Civil claims can take a vast variety of forms. Most of the claims I handle are based on negligence in the form of car accidents, slip-and-falls, landowner liability, et cetera, but there's also the intentional stuff like civil assault and battery, there's defamation, there's private nuisance, and the list goes on and on. The one common factor in every case is that civil claims are not immortal. They have a shelf life, and once that shelf life is over, your claim is finished. Since we lawyers can't use normal words like normal people, we call this the "statute of limitations."
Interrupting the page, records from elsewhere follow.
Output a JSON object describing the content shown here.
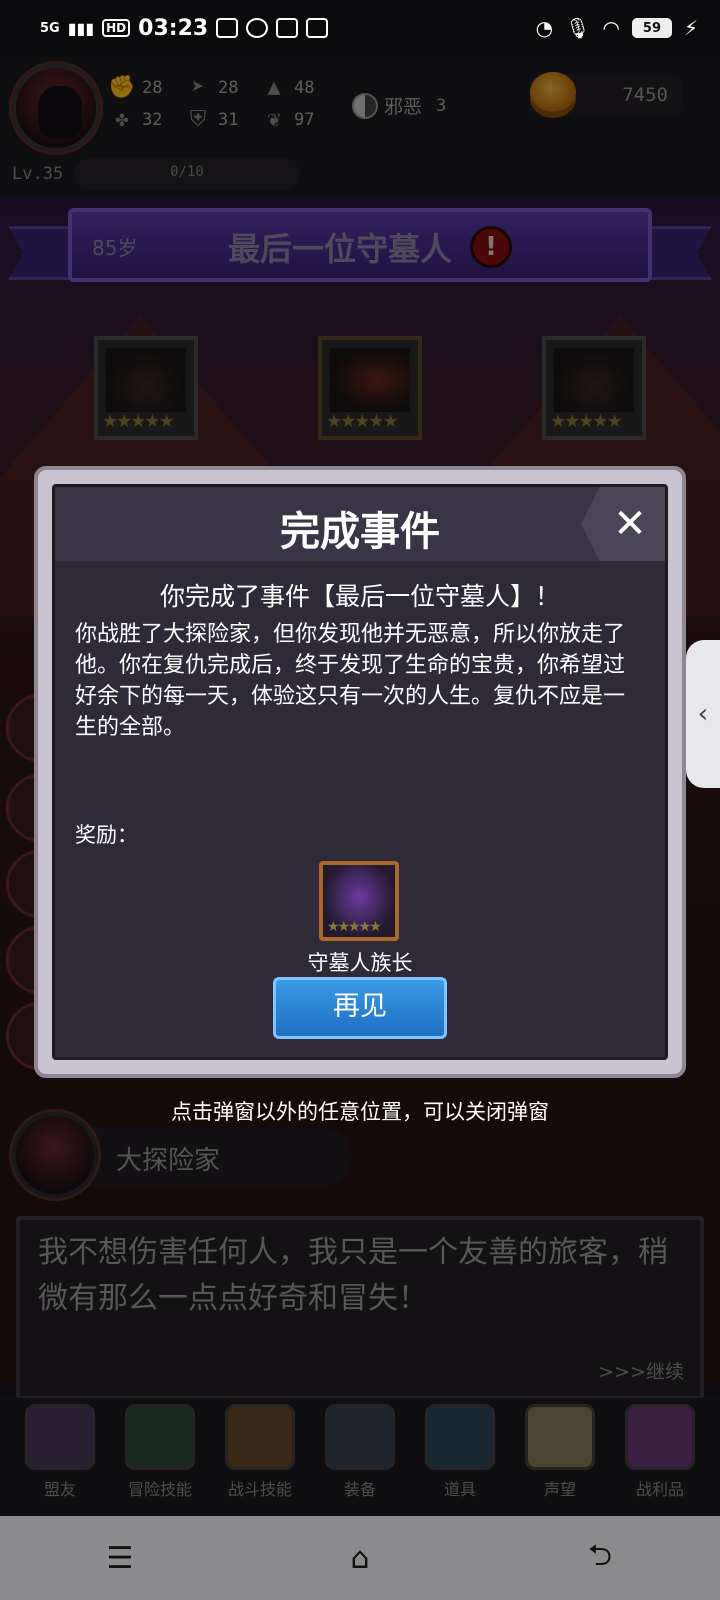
{
  "status_bar": {
    "network": "5G",
    "hd": "HD",
    "time": "03:23",
    "battery": "59"
  },
  "header": {
    "stats": {
      "strength": "28",
      "agility": "28",
      "magic": "48",
      "luck": "32",
      "defense": "31",
      "spirit": "97"
    },
    "alignment": {
      "label": "邪恶",
      "value": "3"
    },
    "gold": "7450",
    "level": "Lv.35",
    "xp": "0/10"
  },
  "event_banner": {
    "age": "85岁",
    "title": "最后一位守墓人",
    "warning": "!"
  },
  "modal": {
    "title": "完成事件",
    "close": "✕",
    "subtitle": "你完成了事件【最后一位守墓人】！",
    "body": "你战胜了大探险家，但你发现他并无恶意，所以你放走了他。你在复仇完成后，终于发现了生命的宝贵，你希望过好余下的每一天，体验这只有一次的人生。复仇不应是一生的全部。",
    "reward_label": "奖励：",
    "reward_name": "守墓人族长",
    "confirm_button": "再见"
  },
  "hint": "点击弹窗以外的任意位置，可以关闭弹窗",
  "dialogue": {
    "speaker": "大探险家",
    "text": "我不想伤害任何人，我只是一个友善的旅客，稍微有那么一点点好奇和冒失！",
    "continue": ">>>继续"
  },
  "tabs": [
    {
      "label": "盟友"
    },
    {
      "label": "冒险技能"
    },
    {
      "label": "战斗技能"
    },
    {
      "label": "装备"
    },
    {
      "label": "道具"
    },
    {
      "label": "声望"
    },
    {
      "label": "战利品"
    }
  ],
  "nav": {
    "menu": "☰",
    "home": "⌂",
    "back": "⮌"
  }
}
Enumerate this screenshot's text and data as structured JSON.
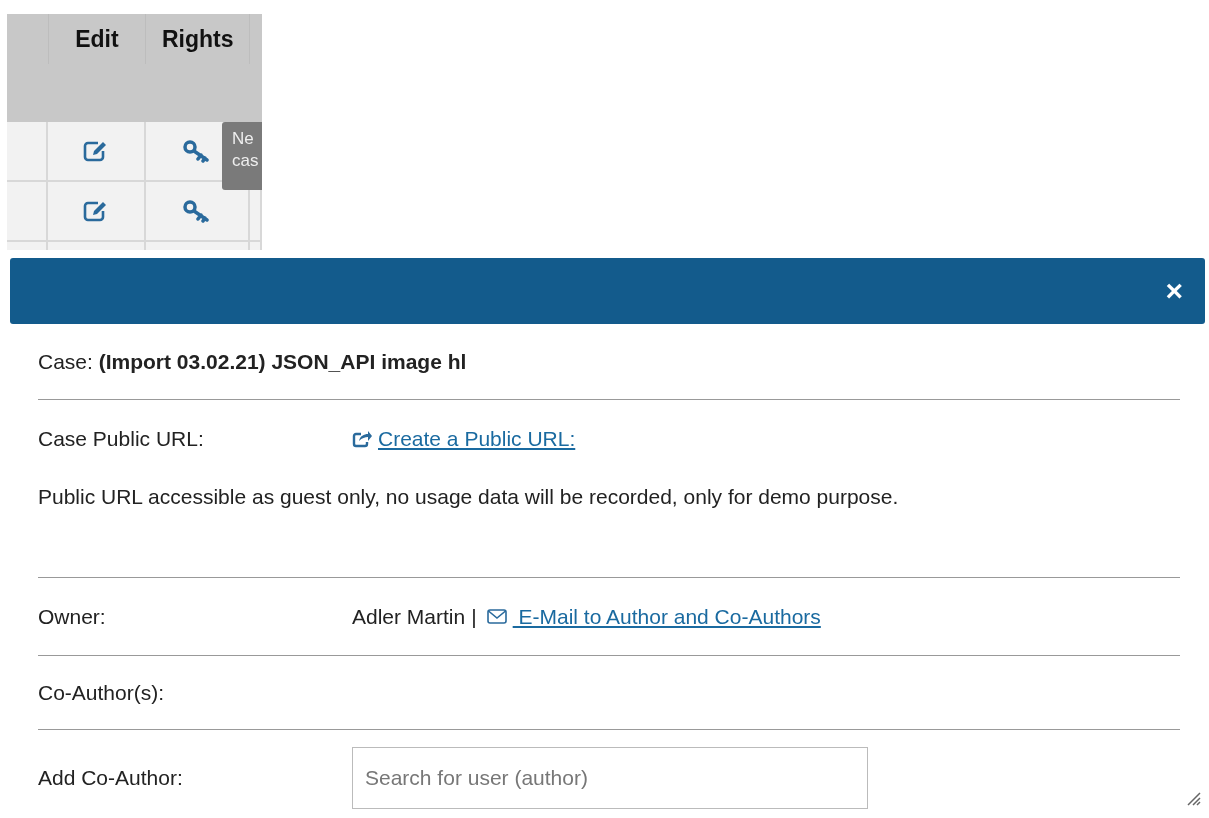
{
  "table": {
    "columns": [
      "",
      "Edit",
      "Rights"
    ],
    "rows": [
      {
        "kind": "actions"
      },
      {
        "kind": "actions"
      }
    ],
    "tooltip": {
      "lines": [
        "Ne",
        "cas"
      ]
    }
  },
  "dialog": {
    "close": "×",
    "case_label": "Case:",
    "case_title": "(Import 03.02.21) JSON_API image hl",
    "public_url_label": "Case Public URL:",
    "public_url_link": "Create a Public URL:",
    "public_url_note": "Public URL accessible as guest only, no usage data will be recorded, only for demo purpose.",
    "owner_label": "Owner:",
    "owner_name": "Adler Martin",
    "owner_separator": "|",
    "email_link": " E-Mail to Author and Co-Authors",
    "coauthors_label": "Co-Author(s):",
    "add_coauthor_label": "Add Co-Author:",
    "add_coauthor_placeholder": "Search for user (author)"
  }
}
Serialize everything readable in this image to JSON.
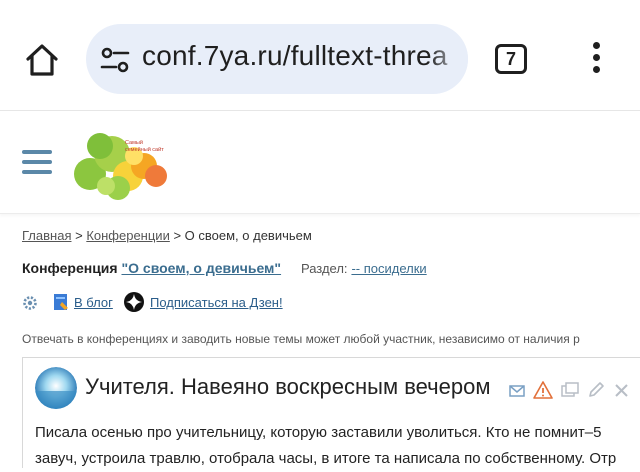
{
  "browser": {
    "url": "conf.7ya.ru/fulltext-threa",
    "tab_count": "7"
  },
  "logo": {
    "tagline_line1": "Самый",
    "tagline_line2": "семейный сайт"
  },
  "breadcrumb": {
    "home": "Главная",
    "sep1": " > ",
    "conferences": "Конференции",
    "sep2": " > ",
    "current": "О своем, о девичьем"
  },
  "conference": {
    "label": "Конференция",
    "name": "\"О своем, о девичьем\"",
    "section_label": "Раздел:",
    "section_value": "-- посиделки"
  },
  "tools": {
    "blog_label": "В блог",
    "dzen_label": "Подписаться на Дзен!"
  },
  "notice": "Отвечать в конференциях и заводить новые темы может любой участник, независимо от наличия р",
  "post": {
    "title": "Учителя. Навеяно воскресным вечером",
    "line1": "Писала осенью про учительницу, которую заставили уволиться. Кто не помнит–5",
    "line2": "завуч, устроила травлю, отобрала часы, в итоге та написала по собственному. Отр"
  },
  "colors": {
    "urlbar_bg": "#e8eef9",
    "link": "#3b6d8f",
    "hamburger": "#5b88a8",
    "warning": "#e2703a"
  }
}
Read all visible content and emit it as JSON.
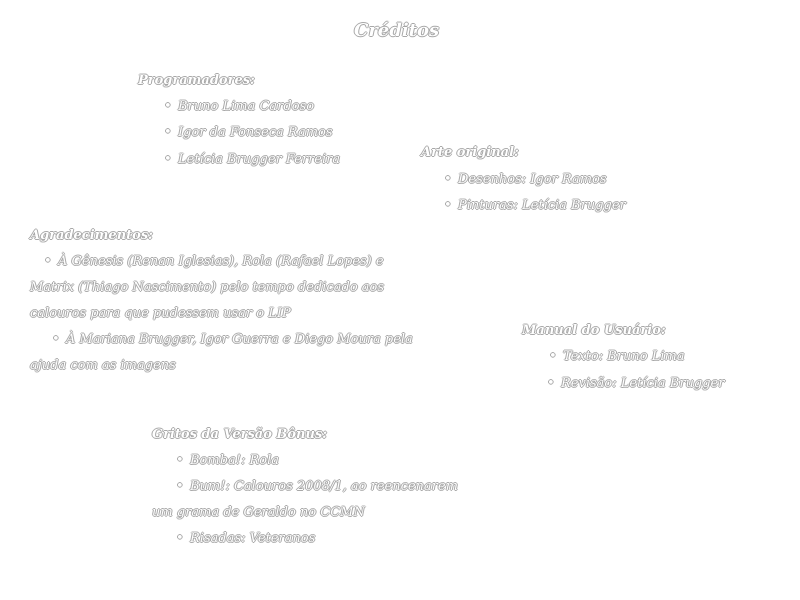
{
  "title": "Créditos",
  "programadores": {
    "heading": "Programadores:",
    "items": [
      "Bruno Lima Cardoso",
      "Igor da Fonseca Ramos",
      "Letícia Brugger Ferreira"
    ]
  },
  "arte": {
    "heading": "Arte original:",
    "items": [
      "Desenhos: Igor Ramos",
      "Pinturas: Letícia Brugger"
    ]
  },
  "agradecimentos": {
    "heading": "Agradecimentos:",
    "item1_line1": "À Gênesis (Renan Iglesias), Rola (Rafael Lopes) e",
    "item1_line2": "Matrix (Thiago Nascimento) pelo tempo dedicado aos",
    "item1_line3": "calouros para que pudessem usar o LIP",
    "item2_line1": "À Mariana Brugger, Igor Guerra e Diego Moura pela",
    "item2_line2": "ajuda com as imagens"
  },
  "manual": {
    "heading": "Manual do Usuário:",
    "items": [
      "Texto: Bruno Lima",
      "Revisão: Letícia Brugger"
    ]
  },
  "gritos": {
    "heading": "Gritos da Versão Bônus:",
    "item1": "Bomba!: Rola",
    "item2_line1": "Bum!: Calouros 2008/1, ao reencenarem",
    "item2_line2": "um grama de Geraldo no CCMN",
    "item3": "Risadas: Veteranos"
  }
}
Because of the relative wordiness of the term, I often refer to statutes of limitations as "SOLs." You get a gold star if you see what I did there. The SOL is the period of time in which you can either (i) assert your claim by settling or filing a lawsuit, or (ii) let your claim lapse. SOLs are different depending on what type of claim is at issue -- most of North Carolina's SOLs can be found here and here -- but the SOL for actions in negligence, like car accidents, is generally going to be three years from the date of the accident. So if you were injured by the negligence of another driver on January 1, 2021, you would need to settle your claim, file a lawsuit or decide to drop your claim on or before January 1, 2024. Pretty straightforward, right?
Here's the thing, though. Car accidents can be tricky because they often result in injuries to your back, your neck, or your head. The extent of those injuries -- or even the very existence of those injuries -- might not become apparent until months or years after the accident. It follows that you need to be super-vigilant in determining (i) whether you have injuries, (ii) what the extent of any injuries are, and (iii) when you need to file your claim. If you miss your SOL, you're out of luck.
My personal policy when I'm hired by a new client is to plug the accident date into our practice management software. The software automatically flags the SOL date, which assures that the claim will be settled or filed before the SOL runs. If you're handling your own claim, make sure the SOL date is well-preserved on whatever you use to set your calendar, whether it's your phone, your computer, your planner, or a Post-It note on the fridge. If there is any chance at all that you might run into difficulties identifying your proper defendant, like if the defendant is a corporation with a convoluted identity, my policy is to be filed or settled at least six months before the Statute runs. You surely don't want to wait to file until right before the SOL runs and sue the wrong defendant. If you do, you'll likely find yourself out of luck and barred from suing the proper party.
There are a couple of details that you should be aware of. Technically, the SOL for personal injury actions is three years from the date on which the injuries became apparent, or reasonably should have become apparent, to the plaintiff. In car accident cases, this is pretty much always going to be the date that the accident took place. Even if you didn't objectively know that you had injuries on that date, the law will generally assume that you reasonably should have known. In addition, minors are treated a little bit differently with regards to SOLs, and their clock typically won't start to tick until they reach the age of majority. Finally, you need to seek treatment immediately to determine whether you're injured. Major gaps in treatment will create major problems for your claim.